His answer to the question of the noble Viscount was, that he had already sufficiently explained the course of Government, and their motives in the conduct which they had adopted. Their sole wish was, to promote the welfare of Spain. His impression was, that it would be most inconvenient to produce a despatch for the purpose of solving a question of fact between two foreign states, and written while that question was pending. If he were to produce such a document now, he must do so again, and so go on again indefinitely. As he had stated what the views of the Government were, he did not see the necessity of producing this despatch, though, if he were to lay it before Parliament, he believed it would be found not to reflect any discredit on our Government.

Mr.
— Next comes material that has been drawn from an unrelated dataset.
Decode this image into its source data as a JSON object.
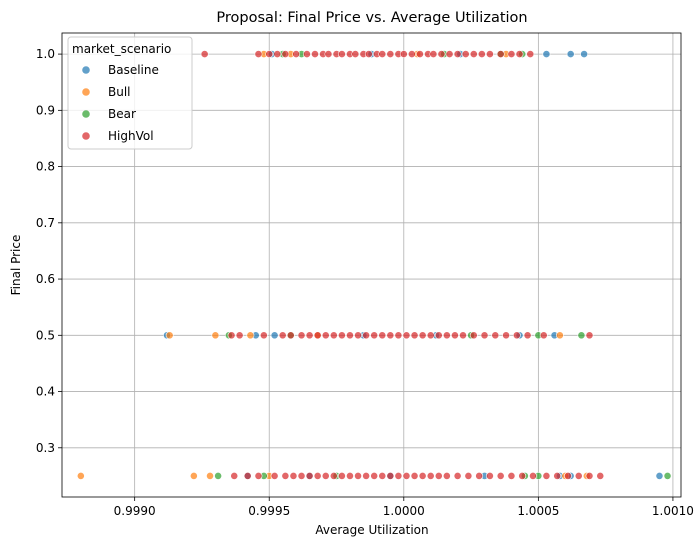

Sheil

observed that the report on which he had grounded his question appeared in the Morning Herald and Morning Chronicle, and upon it he felt justified in asking what the course was which the Government had pursued.

Sir R. Peel

could hardly admit that the appearance of such a report in the Morning Herald and Morning Chronicle was a sufficient ground for the production of the despatch which the noble Lord opposite called for. When the English Government offered its advice, they were not aware of the position in which the Spanish government stood according to the articles of their constitution; but the moment they ascertained the fact, they admitted the Spanish government had a perfect right to put the proper interpretation on their own usages. M. Guizot was perfectly right in his anticipation of what the conduct of this Government would be.